Determining your body type is a good first step in figuring out how you should be eating. No two people gain weight in the exact same way. The same is true for weight loss. 

A vast majority of people will fall into either the Pear or the Apple categories, with a smaller number of people falling into the Athlete and Babyface categories. 

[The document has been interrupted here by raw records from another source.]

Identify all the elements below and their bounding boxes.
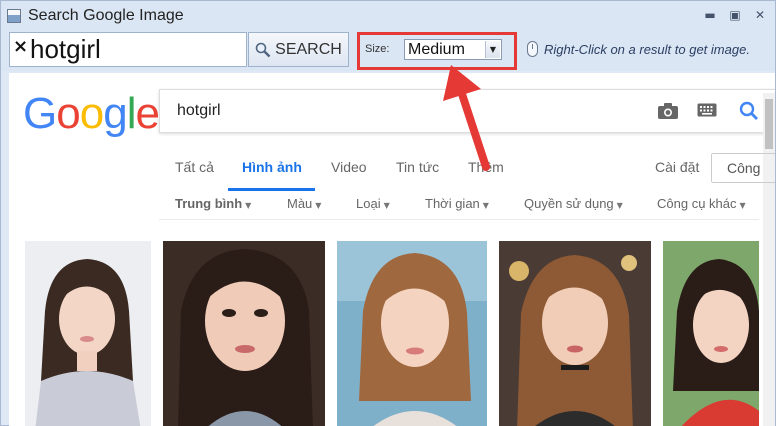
image-result[interactable]	[499, 241, 651, 426]
image-result[interactable]	[337, 241, 487, 426]
logo-letter: G	[23, 89, 57, 138]
logo-letter: e	[135, 89, 160, 138]
filter-time-label: Thời gian	[425, 196, 480, 211]
settings-link[interactable]: Cài đặt	[655, 159, 699, 175]
filter-size[interactable]: Trung bình ▼	[175, 196, 251, 211]
size-dropdown[interactable]: Medium ▼	[404, 39, 502, 60]
camera-icon[interactable]	[657, 102, 679, 120]
title-bar[interactable]: Search Google Image ▬ ▣ ✕	[1, 1, 775, 31]
image-result[interactable]	[663, 241, 759, 426]
nav-divider	[159, 219, 759, 220]
caret-down-icon: ▼	[383, 201, 390, 210]
search-button[interactable]: SEARCH	[248, 32, 349, 67]
filter-type-label: Loại	[356, 196, 381, 211]
google-search-query[interactable]: hotgirl	[177, 102, 221, 120]
logo-letter: o	[56, 89, 81, 138]
search-button-label: SEARCH	[275, 40, 342, 58]
app-icon	[7, 9, 21, 23]
filter-size-label: Trung bình	[175, 196, 243, 211]
window-title: Search Google Image	[28, 7, 184, 24]
filter-color-label: Màu	[287, 196, 313, 211]
tab-video[interactable]: Video	[331, 159, 367, 175]
annotation-arrow	[443, 65, 490, 171]
filter-more-tools-label: Công cụ khác	[657, 196, 737, 211]
image-result[interactable]	[163, 241, 325, 426]
maximize-icon[interactable]: ▣	[725, 7, 745, 23]
google-logo[interactable]: Google	[23, 89, 160, 139]
filter-color[interactable]: Màu ▼	[287, 196, 321, 211]
logo-letter: g	[103, 89, 128, 138]
chevron-down-icon[interactable]: ▼	[485, 41, 500, 58]
scroll-thumb[interactable]	[765, 99, 773, 149]
minimize-icon[interactable]: ▬	[700, 7, 720, 23]
search-input[interactable]	[30, 34, 244, 65]
tools-button[interactable]: Công	[711, 153, 775, 183]
caret-down-icon: ▼	[482, 201, 489, 210]
filter-time[interactable]: Thời gian ▼	[425, 196, 489, 211]
filter-bar: Trung bình ▼ Màu ▼ Loại ▼ Thời gian ▼ Quyền …	[9, 191, 759, 219]
app-window: Search Google Image ▬ ▣ ✕ × SEARCH Size:…	[0, 0, 776, 426]
close-icon[interactable]: ✕	[750, 7, 770, 23]
filter-usage-rights-label: Quyền sử dụng	[524, 196, 614, 211]
magnifier-icon	[255, 42, 271, 57]
image-result[interactable]	[25, 241, 151, 426]
caret-down-icon: ▼	[245, 201, 252, 210]
caret-down-icon: ▼	[315, 201, 322, 210]
size-label: Size:	[365, 43, 390, 55]
keyboard-icon[interactable]	[697, 103, 717, 117]
logo-letter: o	[79, 89, 105, 138]
filter-more-tools[interactable]: Công cụ khác ▼	[657, 196, 746, 211]
browser-content: Google hotgirl Tất cả Hình ảnh Video Tin…	[9, 73, 775, 426]
tab-images[interactable]: Hình ảnh	[242, 159, 302, 175]
caret-down-icon: ▼	[616, 201, 623, 210]
search-box: ×	[9, 32, 247, 67]
google-nav-tabs: Tất cả Hình ảnh Video Tin tức Thêm	[9, 151, 759, 191]
caret-down-icon: ▼	[739, 201, 746, 210]
right-click-hint: Right-Click on a result to get image.	[544, 42, 750, 57]
filter-usage-rights[interactable]: Quyền sử dụng ▼	[524, 196, 623, 211]
scrollbar[interactable]	[763, 93, 775, 426]
toolbar: × SEARCH Size: Medium ▼ Right-Click on a…	[1, 31, 775, 71]
filter-type[interactable]: Loại ▼	[356, 196, 390, 211]
clear-icon[interactable]: ×	[13, 36, 28, 57]
size-selected-value: Medium	[408, 41, 465, 58]
mouse-icon	[527, 41, 538, 57]
search-icon[interactable]	[739, 101, 759, 121]
tab-news[interactable]: Tin tức	[396, 159, 439, 175]
tab-all[interactable]: Tất cả	[175, 159, 214, 175]
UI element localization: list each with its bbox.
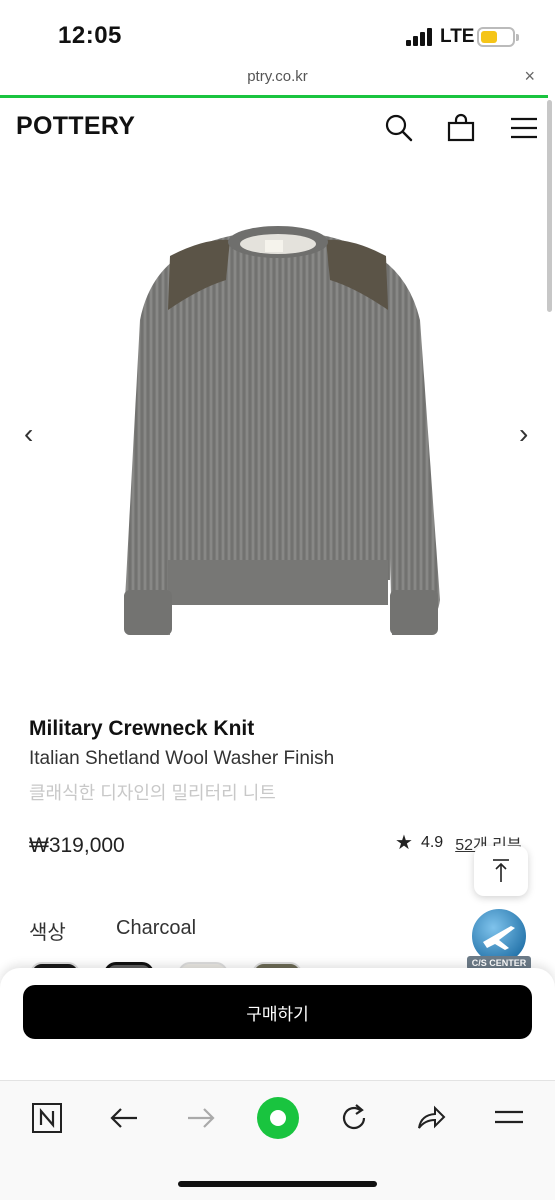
network-label: LTE: [440, 26, 475, 47]
scroll-top-button[interactable]: [474, 846, 528, 896]
gallery-next-button[interactable]: ›: [519, 418, 528, 450]
sweater-image: [124, 226, 440, 635]
search-icon[interactable]: [383, 112, 415, 144]
arrow-up-icon: [493, 859, 509, 882]
menu-icon[interactable]: [508, 112, 540, 144]
status-time: 12:05: [58, 22, 122, 49]
cs-center-button[interactable]: C/S CENTER: [465, 906, 533, 974]
site-logo[interactable]: POTTERY: [16, 112, 135, 141]
purchase-sheet: 구매하기: [0, 968, 555, 1080]
status-bar: 12:05 LTE: [0, 0, 555, 66]
forward-icon[interactable]: [181, 1098, 221, 1138]
share-icon[interactable]: [411, 1098, 451, 1138]
url-bar[interactable]: ptry.co.kr ×: [0, 66, 555, 96]
buy-button[interactable]: 구매하기: [23, 985, 532, 1039]
product-description: 클래식한 디자인의 밀리터리 니트: [29, 783, 276, 803]
rating-value: 4.9: [420, 833, 444, 851]
star-icon: ★: [395, 832, 413, 854]
reload-icon[interactable]: [334, 1098, 374, 1138]
url-text[interactable]: ptry.co.kr: [0, 68, 555, 85]
product-subtitle: Italian Shetland Wool Washer Finish: [29, 748, 335, 769]
color-label: 색상: [29, 922, 66, 944]
gallery-prev-button[interactable]: ‹: [24, 418, 33, 450]
green-dot-icon[interactable]: [256, 1096, 300, 1140]
product-image[interactable]: [0, 160, 555, 690]
battery-icon: [477, 27, 519, 47]
shopping-bag-icon[interactable]: [445, 112, 477, 144]
color-value: Charcoal: [116, 917, 197, 939]
home-indicator[interactable]: [178, 1181, 377, 1187]
product-name: Military Crewneck Knit: [29, 717, 255, 740]
close-icon[interactable]: ×: [524, 66, 535, 87]
naver-n-icon[interactable]: [27, 1098, 67, 1138]
cs-center-label: C/S CENTER: [472, 958, 527, 968]
signal-icon: [406, 28, 434, 46]
back-icon[interactable]: [104, 1098, 144, 1138]
site-header: POTTERY: [0, 98, 555, 156]
product-price: ₩319,000: [29, 834, 125, 857]
menu-icon[interactable]: [489, 1098, 529, 1138]
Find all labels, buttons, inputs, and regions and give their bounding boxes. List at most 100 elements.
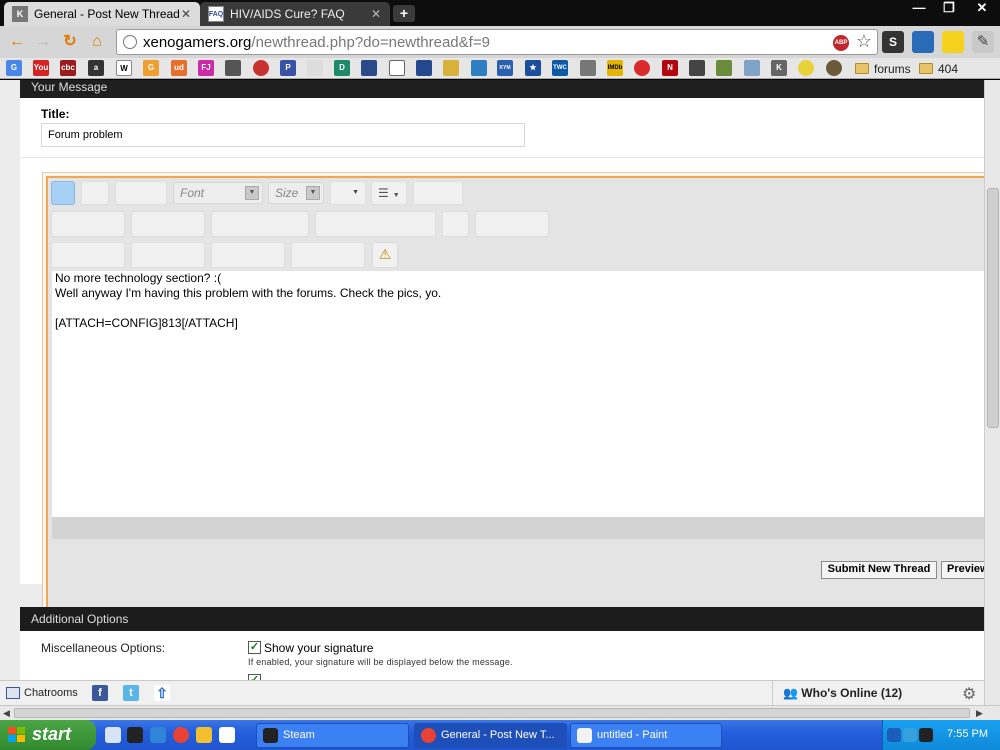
chat-icon[interactable] (6, 687, 20, 699)
whos-online-button[interactable]: 👥 Who's Online (12) (772, 681, 952, 705)
list-dropdown-button[interactable]: ☰ ▼ (371, 181, 407, 205)
editor-button[interactable] (115, 181, 167, 205)
reload-button[interactable]: ↻ (59, 32, 81, 52)
google-bookmark-icon[interactable]: G (6, 60, 22, 76)
gamefaqs-bookmark-icon[interactable]: G (143, 60, 159, 76)
chatrooms-link[interactable]: Chatrooms (24, 687, 78, 699)
scrollbar-thumb[interactable] (987, 188, 999, 428)
size-select[interactable]: Size ▼ (268, 182, 324, 204)
fj-bookmark-icon[interactable]: FJ (198, 60, 214, 76)
p-bookmark-icon[interactable]: P (280, 60, 296, 76)
bookmark-icon[interactable] (471, 60, 487, 76)
scrollbar-thumb[interactable] (14, 708, 970, 718)
twitter-icon[interactable]: t (123, 685, 139, 701)
editor-button[interactable] (131, 211, 205, 237)
bookmark-folder-forums[interactable]: forums (855, 60, 911, 77)
taskbar-item-paint[interactable]: untitled - Paint (570, 723, 722, 748)
new-tab-button[interactable]: + (393, 5, 415, 22)
tray-steam-icon[interactable] (919, 728, 933, 742)
ud-bookmark-icon[interactable]: ud (171, 60, 187, 76)
editor-mode-button[interactable] (51, 181, 75, 205)
youtube-bookmark-icon[interactable]: You (33, 60, 49, 76)
warning-icon[interactable]: ⚠ (372, 242, 398, 268)
wikipedia-bookmark-icon[interactable]: W (116, 60, 132, 76)
home-button[interactable]: ⌂ (86, 32, 108, 52)
extension-share-icon[interactable] (912, 31, 934, 53)
scroll-right-icon[interactable]: ▶ (976, 708, 983, 719)
k-bookmark-icon[interactable]: K (771, 60, 787, 76)
address-bar[interactable]: xenogamers.org/newthread.php?do=newthrea… (116, 29, 878, 55)
amazon-bookmark-icon[interactable]: a (88, 60, 104, 76)
star-bookmark-icon[interactable]: ★ (525, 60, 541, 76)
bookmark-icon[interactable] (443, 60, 459, 76)
adblock-icon[interactable]: ABP (833, 35, 849, 51)
tab-hiv-aids-faq[interactable]: FAQ HIV/AIDS Cure? FAQ ✕ (200, 2, 390, 26)
netflix-bookmark-icon[interactable]: N (662, 60, 678, 76)
steam-quicklaunch-icon[interactable] (127, 727, 143, 743)
editor-button[interactable] (81, 181, 109, 205)
shield-bookmark-icon[interactable] (416, 60, 432, 76)
forward-button[interactable]: → (32, 32, 54, 52)
quicklaunch-icon[interactable] (105, 727, 121, 743)
extension-s-icon[interactable]: S (882, 31, 904, 53)
arrow-up-icon[interactable]: ⇧ (154, 685, 170, 701)
editor-button[interactable] (51, 211, 125, 237)
bookmark-folder-404[interactable]: 404 (919, 60, 958, 77)
tab-general-post-new-thread[interactable]: K General - Post New Thread ✕ (4, 2, 200, 26)
twc-bookmark-icon[interactable]: TWC (552, 60, 568, 76)
bookmark-icon[interactable] (361, 60, 377, 76)
editor-button[interactable] (131, 242, 205, 268)
editor-resize-bar[interactable] (52, 517, 988, 539)
scroll-left-icon[interactable]: ◀ (3, 708, 10, 719)
tray-shield-icon[interactable] (903, 728, 917, 742)
start-button[interactable]: start (0, 720, 96, 750)
bookmark-star-icon[interactable]: ☆ (856, 31, 872, 52)
minecraft-bookmark-icon[interactable] (716, 60, 732, 76)
editor-button[interactable] (211, 211, 309, 237)
editor-button[interactable] (475, 211, 549, 237)
bookmark-icon[interactable] (744, 60, 760, 76)
tomato-bookmark-icon[interactable] (253, 60, 269, 76)
taskbar-item-steam[interactable]: Steam (256, 723, 409, 748)
editor-button[interactable] (315, 211, 436, 237)
bookmark-icon[interactable] (826, 60, 842, 76)
editor-button[interactable] (413, 181, 463, 205)
bookmark-icon[interactable] (580, 60, 596, 76)
banana-bookmark-icon[interactable] (798, 60, 814, 76)
extension-notes-icon[interactable] (942, 31, 964, 53)
close-window-button[interactable]: ✕ (964, 0, 1000, 18)
message-textarea[interactable]: No more technology section? :( Well anyw… (52, 271, 988, 517)
font-select[interactable]: Font ▼ (173, 182, 263, 204)
editor-button[interactable] (51, 242, 125, 268)
quicklaunch-icon[interactable] (219, 727, 235, 743)
messenger-quicklaunch-icon[interactable] (196, 727, 212, 743)
d-bookmark-icon[interactable]: D (334, 60, 350, 76)
gear-icon[interactable]: ⚙ (962, 684, 976, 704)
tomato-bookmark-icon[interactable] (634, 60, 650, 76)
taskbar-item-chrome[interactable]: General - Post New T... (414, 723, 567, 748)
cbc-bookmark-icon[interactable]: cbc (60, 60, 76, 76)
minimize-button[interactable]: — (904, 0, 934, 18)
title-input[interactable] (41, 123, 525, 147)
horizontal-scrollbar[interactable]: ◀ ▶ (0, 705, 1000, 720)
submit-new-thread-button[interactable]: Submit New Thread (821, 561, 937, 579)
facebook-icon[interactable]: f (92, 685, 108, 701)
restore-button[interactable]: ❐ (934, 0, 964, 18)
bookmark-icon[interactable] (307, 60, 323, 76)
vertical-scrollbar[interactable] (984, 80, 1000, 705)
color-dropdown-button[interactable]: ▼ (330, 181, 366, 205)
chrome-quicklaunch-icon[interactable] (173, 727, 189, 743)
editor-button[interactable] (211, 242, 285, 268)
bookmark-icon[interactable] (225, 60, 241, 76)
close-icon[interactable]: ✕ (180, 7, 192, 21)
ie-quicklaunch-icon[interactable] (150, 727, 166, 743)
bookmark-icon[interactable] (689, 60, 705, 76)
editor-button[interactable] (442, 211, 469, 237)
mail-bookmark-icon[interactable] (389, 60, 405, 76)
editor-button[interactable] (291, 242, 365, 268)
tray-arrow-icon[interactable] (887, 728, 901, 742)
know-your-meme-bookmark-icon[interactable]: KYM (497, 60, 513, 76)
back-button[interactable]: ← (6, 32, 28, 52)
show-signature-checkbox[interactable]: ✓ (248, 641, 261, 654)
close-icon[interactable]: ✕ (370, 7, 382, 21)
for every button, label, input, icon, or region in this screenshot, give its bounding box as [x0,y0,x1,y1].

"I'm not sure what my body type is."
If you're having a hard time determining your body type, don't worry! Just give some thought to where you think your "trouble zone" is. Generally speaking, that zone will be the first place you noticed you started putting on weight. In the Apple Type, for instance, the trouble zone is through the belly area. The Apple might have also gained a little weight in the arms and legs over time, but the area that has always been the greatest challenge remains the belly area.

tn_Athletes body Shape


The Athlete

  • Triangular-shaped body, with a tendency to gain body fat through the chest, back & upper arms.
  • This type may have a roll of skin over in the back area. Women may have "lunch lady arms." 
  • Foods the athlete craves usually include salty snacks and savory meals.
  • Dinner should be the meal of the day for this type, with a smaller breakfast and lunch.



The Apple

  • This Apple gains weight through the midsection and usually has thinner legs and arms.
  • Weight gain can occur elsewhere over time, but the primary trouble zone is the belly area. 
  • The Apple usually craves refined carbs and caffeine.
  • This body type thrives on three squares a day.


The Babyface

  • A rounder, softer shape with weight gain everywhere, but is often obviously noticed through the face first.
  • Weight gain is almost always evenly distributed, including the knees, lower legs and arms. 
  • The Babyface tends to crave foods high fat dairy and sugar.
  • This body type should eat like a reverse pyramid, starting with a bigger breakfast working to a smaller dinner.


The Pear

  • The Pear shape is typically a smaller upper body and pronounced hips and thighs.
  • While weight gain can occur in other parts of the body, such as the chest and stomach, this type will usually have a pronounced waist and face challenges shedding weight from the lower body. 
  • Pear shapes usually crave spicy foods, high fat dairy, but also keep eating well into the evening hours.
  • This body type does much better with a small breakfast, moderate lunch and good-size dinner.